1 Speech delivered at the FIMMDA Annual Dinner, 2018 organised by the Fixed Income Money Market and Derivatives Association of India (FIMMDA) on January 15, 2018 at Hotel Taj Mahal Palace, Mumbai.

2 Government securities are defined under law as both Central Government securities (G-Secs) and State Development Loans (SDLs). In terms of management of interest rate risk in the investment book, both are equally important. In this speech, however, data and charts pertain to only G-Secs for simplicity. Inclusion of SDLs would not change the broad conclusions, and as they contribute to interest-rate risk, would only strengthen them.

3 There are other reasons for banks to focus more closely on interest rate risk that I haven’t touched upon in interest of simplicity and brevity. For instance, banks face not just the interest rate risk of the investment portfolio but also to the risk in the banking book. The present guidelines require banks in India to compute change in economic value of equity (ΔEVE) and net interest income (ΔNII) for the entire balance sheet and not just for the banking book positions.

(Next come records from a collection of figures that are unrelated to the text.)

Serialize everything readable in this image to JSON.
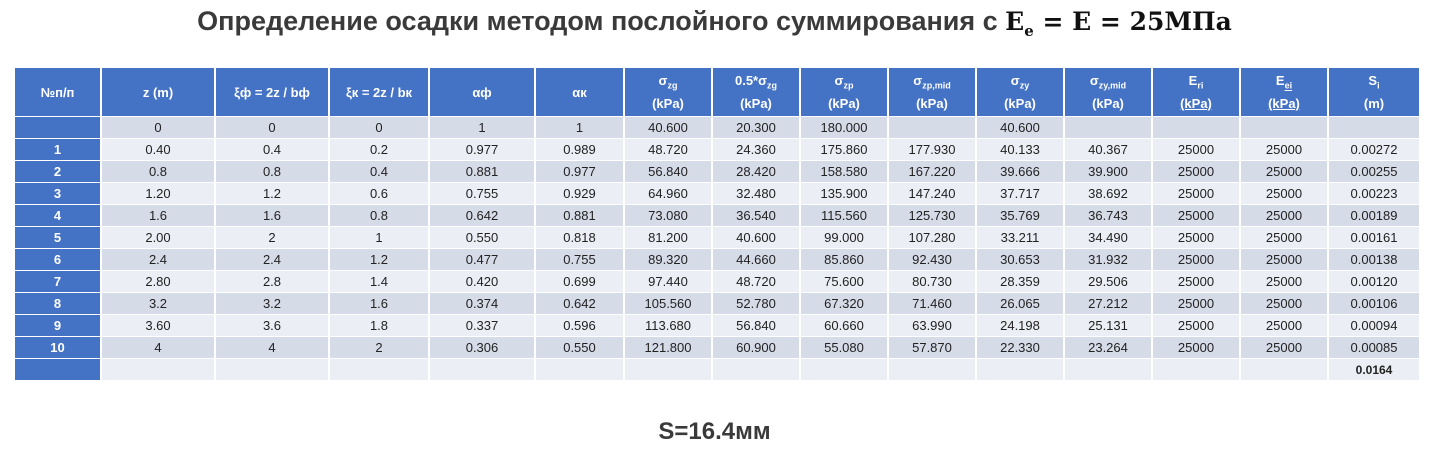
{
  "title": {
    "text": "Определение осадки методом послойного суммирования с ",
    "e_base": "E",
    "e_sub": "e",
    "eq1": " = ",
    "e2": "E",
    "eq2": " = ",
    "value": "25МПа"
  },
  "headers": {
    "num": "№п/п",
    "z": "z (m)",
    "xi_f": "ξф = 2z / bф",
    "xi_k": "ξк = 2z / bк",
    "alpha_f": "αф",
    "alpha_k": "αк",
    "sigma_zg": {
      "base": "σ",
      "sub": "zg",
      "unit": "(kPa)"
    },
    "half_sigma_zg": {
      "pre": "0.5*σ",
      "sub": "zg",
      "unit": "(kPa)"
    },
    "sigma_zp": {
      "base": "σ",
      "sub": "zp",
      "unit": "(kPa)"
    },
    "sigma_zp_mid": {
      "base": "σ",
      "sub": "zp,mid",
      "unit": "(kPa)"
    },
    "sigma_zy": {
      "base": "σ",
      "sub": "zy",
      "unit": "(kPa)"
    },
    "sigma_zy_mid": {
      "base": "σ",
      "sub": "zy,mid",
      "unit": "(kPa)"
    },
    "e_ri": {
      "base": "E",
      "sub": "ri",
      "unit": "(kPa)"
    },
    "e_ei": {
      "base": "E",
      "sub": "ei",
      "unit": "(kPa)"
    },
    "s_i": {
      "base": "S",
      "sub": "i",
      "unit": "(m)"
    }
  },
  "rows": [
    [
      "",
      "0",
      "0",
      "0",
      "1",
      "1",
      "40.600",
      "20.300",
      "180.000",
      "",
      "40.600",
      "",
      "",
      "",
      ""
    ],
    [
      "1",
      "0.40",
      "0.4",
      "0.2",
      "0.977",
      "0.989",
      "48.720",
      "24.360",
      "175.860",
      "177.930",
      "40.133",
      "40.367",
      "25000",
      "25000",
      "0.00272"
    ],
    [
      "2",
      "0.8",
      "0.8",
      "0.4",
      "0.881",
      "0.977",
      "56.840",
      "28.420",
      "158.580",
      "167.220",
      "39.666",
      "39.900",
      "25000",
      "25000",
      "0.00255"
    ],
    [
      "3",
      "1.20",
      "1.2",
      "0.6",
      "0.755",
      "0.929",
      "64.960",
      "32.480",
      "135.900",
      "147.240",
      "37.717",
      "38.692",
      "25000",
      "25000",
      "0.00223"
    ],
    [
      "4",
      "1.6",
      "1.6",
      "0.8",
      "0.642",
      "0.881",
      "73.080",
      "36.540",
      "115.560",
      "125.730",
      "35.769",
      "36.743",
      "25000",
      "25000",
      "0.00189"
    ],
    [
      "5",
      "2.00",
      "2",
      "1",
      "0.550",
      "0.818",
      "81.200",
      "40.600",
      "99.000",
      "107.280",
      "33.211",
      "34.490",
      "25000",
      "25000",
      "0.00161"
    ],
    [
      "6",
      "2.4",
      "2.4",
      "1.2",
      "0.477",
      "0.755",
      "89.320",
      "44.660",
      "85.860",
      "92.430",
      "30.653",
      "31.932",
      "25000",
      "25000",
      "0.00138"
    ],
    [
      "7",
      "2.80",
      "2.8",
      "1.4",
      "0.420",
      "0.699",
      "97.440",
      "48.720",
      "75.600",
      "80.730",
      "28.359",
      "29.506",
      "25000",
      "25000",
      "0.00120"
    ],
    [
      "8",
      "3.2",
      "3.2",
      "1.6",
      "0.374",
      "0.642",
      "105.560",
      "52.780",
      "67.320",
      "71.460",
      "26.065",
      "27.212",
      "25000",
      "25000",
      "0.00106"
    ],
    [
      "9",
      "3.60",
      "3.6",
      "1.8",
      "0.337",
      "0.596",
      "113.680",
      "56.840",
      "60.660",
      "63.990",
      "24.198",
      "25.131",
      "25000",
      "25000",
      "0.00094"
    ],
    [
      "10",
      "4",
      "4",
      "2",
      "0.306",
      "0.550",
      "121.800",
      "60.900",
      "55.080",
      "57.870",
      "22.330",
      "23.264",
      "25000",
      "25000",
      "0.00085"
    ]
  ],
  "total_si": "0.0164",
  "result": "S=16.4мм",
  "colors": {
    "header": "#4472c4",
    "row_dark": "#d6dbe8",
    "row_light": "#ebeef4"
  }
}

However, in order to promote global consistency, transparency and comparability of interest rate risk in the banking book (IRRBB) with that of global banks, banks would be required going forward to compute IRRBB separately and disclose it based on revised BCBS standards. Similarly, the Report of RBI’s Internal Study Group to Review the Working of the Marginal Cost of Funds based Lending Rate (MCLR) System has recommended that floating rate loans be referenced to an external benchmark. Once introduced, this would expose banks to higher market risk, necessitating more active management of interest rate risks.